Many real-world graphs can be divided into communities, which are sets of nodes with more connections among themselves than with the rest of the graph. Identifying these communities provides insights into the graph's organization and the roles of its nodes. Overlapping communities, where nodes can belong to multiple communities, often provide a more accurate model of reality. However, their advantages over disjoint communities are still debated.
- Analyze existing community detection algorithms.
- Implement state-of-the-art algorithms.
- Investigate and propose potential improvements.
- Evaluate the algorithms using specific similarity metrics.
The absence of a precise definition of communities and overlapping nodes has led to the development of diverse algorithms. Older algorithms often use cliques, focusing on high internal edge density. Modern definitions consider both internal interconnection and separation from the rest of the network, often based on the probability of an edge existing between two nodes.
- SLPA (Speaker-Listener Label Propagation Algorithm): This is the best-performing algorithm at the time of anaysis, where community labels compete during propagation through nodes, which retain memory of updates to accumulate knowledge over iterations. Only labels with a frequency above a certain threshold are retained in post-processing.
-
SLPAdeg: An heuristic where labels initialized at high-degree nodes are retransmitted with higher probability, assuming these nodes are central to their community.
-
SLPAstrict: Modifies the post-processing phase to retain only communities whose frequency exceeds a fraction (strictness) of the highest frequency community, considering frequencies relatively rather than absolutely.
- Normalized Mutual Information (NMI): Based on mutual information.
- Omega Index: Based on cluster pairing.
- F-score: Measures precision in identifying overlapping nodes.
The algorithms were evaluated on four undirected graphs empirically divided into communities by Stanford researchers, with additional processing resulting in six graphs. Each graph reacts differently to changes in the threshold parameter, with a single point of maximum performance. SLPAdeg did not show improvements over SLPA, possibly due to high-degree nodes being points of high overlap. SLPAstrict generally performed better or similarly to SLPA, with the heuristic allowing for better performance, though parameters must be chosen somewhat arbitrarily.
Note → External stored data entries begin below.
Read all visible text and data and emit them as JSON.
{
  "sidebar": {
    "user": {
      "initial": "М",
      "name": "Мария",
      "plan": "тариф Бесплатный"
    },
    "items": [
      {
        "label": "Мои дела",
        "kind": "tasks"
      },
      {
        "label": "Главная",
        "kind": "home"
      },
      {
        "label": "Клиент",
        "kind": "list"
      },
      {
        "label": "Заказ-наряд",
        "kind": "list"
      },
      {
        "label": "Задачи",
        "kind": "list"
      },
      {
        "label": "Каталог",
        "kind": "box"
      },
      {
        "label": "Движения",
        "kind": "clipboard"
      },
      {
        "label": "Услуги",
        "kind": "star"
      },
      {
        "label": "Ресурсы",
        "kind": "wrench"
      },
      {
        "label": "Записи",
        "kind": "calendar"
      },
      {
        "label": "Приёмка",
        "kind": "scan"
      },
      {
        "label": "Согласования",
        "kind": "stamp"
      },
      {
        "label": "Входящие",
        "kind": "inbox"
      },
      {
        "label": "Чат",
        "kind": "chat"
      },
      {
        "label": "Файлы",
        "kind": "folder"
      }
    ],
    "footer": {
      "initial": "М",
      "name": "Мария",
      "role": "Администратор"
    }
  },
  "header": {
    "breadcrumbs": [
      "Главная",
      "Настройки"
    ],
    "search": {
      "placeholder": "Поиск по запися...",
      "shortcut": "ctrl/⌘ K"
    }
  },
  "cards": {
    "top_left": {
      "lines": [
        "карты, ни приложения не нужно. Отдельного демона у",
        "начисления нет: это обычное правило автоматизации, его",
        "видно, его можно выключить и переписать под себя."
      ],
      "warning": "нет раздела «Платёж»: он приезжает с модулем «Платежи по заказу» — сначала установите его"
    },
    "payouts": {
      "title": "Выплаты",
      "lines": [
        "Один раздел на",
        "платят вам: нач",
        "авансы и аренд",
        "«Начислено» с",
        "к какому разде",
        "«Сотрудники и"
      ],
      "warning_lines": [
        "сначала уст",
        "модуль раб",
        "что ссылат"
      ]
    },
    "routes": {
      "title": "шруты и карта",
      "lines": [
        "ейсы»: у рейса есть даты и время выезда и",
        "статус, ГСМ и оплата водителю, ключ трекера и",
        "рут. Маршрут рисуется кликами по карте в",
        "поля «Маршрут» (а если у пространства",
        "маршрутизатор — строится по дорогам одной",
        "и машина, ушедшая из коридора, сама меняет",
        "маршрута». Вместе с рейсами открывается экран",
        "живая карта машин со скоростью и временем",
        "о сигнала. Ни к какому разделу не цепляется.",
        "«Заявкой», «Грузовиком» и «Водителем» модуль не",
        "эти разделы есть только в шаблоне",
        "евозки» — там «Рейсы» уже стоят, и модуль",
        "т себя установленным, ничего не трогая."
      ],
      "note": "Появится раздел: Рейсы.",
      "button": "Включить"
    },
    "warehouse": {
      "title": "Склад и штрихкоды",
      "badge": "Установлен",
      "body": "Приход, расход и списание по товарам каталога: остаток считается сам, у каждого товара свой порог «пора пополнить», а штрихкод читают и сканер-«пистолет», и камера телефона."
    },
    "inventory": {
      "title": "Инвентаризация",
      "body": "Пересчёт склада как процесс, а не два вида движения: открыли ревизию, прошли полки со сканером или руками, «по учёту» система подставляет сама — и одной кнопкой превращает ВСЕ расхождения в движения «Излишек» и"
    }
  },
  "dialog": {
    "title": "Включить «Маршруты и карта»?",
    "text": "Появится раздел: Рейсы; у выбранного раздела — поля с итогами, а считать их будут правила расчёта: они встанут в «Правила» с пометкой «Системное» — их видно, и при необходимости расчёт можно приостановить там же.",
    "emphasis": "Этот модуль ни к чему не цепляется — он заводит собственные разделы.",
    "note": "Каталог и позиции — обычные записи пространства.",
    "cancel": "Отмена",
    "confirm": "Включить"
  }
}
Further exploration is needed to test the heuristics on other graphs, including artificial ones, and to attempt making the algorithm non-parametric, such as assigning different strictness values based on node degree.
- Python 3.x
- Required libraries: numpy, graph_tool
- Clone the repository.
- Install the required libraries (A Conda environment is recommended).
- Download the graph text files from the Stanford Large Network Dataset Collection
- Run the
convert-graph.pyscript to covert the plaintext graphs into a more efficient binary format.
python ./convert-graph.py graph.txt [--directed] [--communities communities.txt] [--labels] [--reduce]- Run the
testing.pyscript to test the algorithm and the heuristics.
python ./testing.py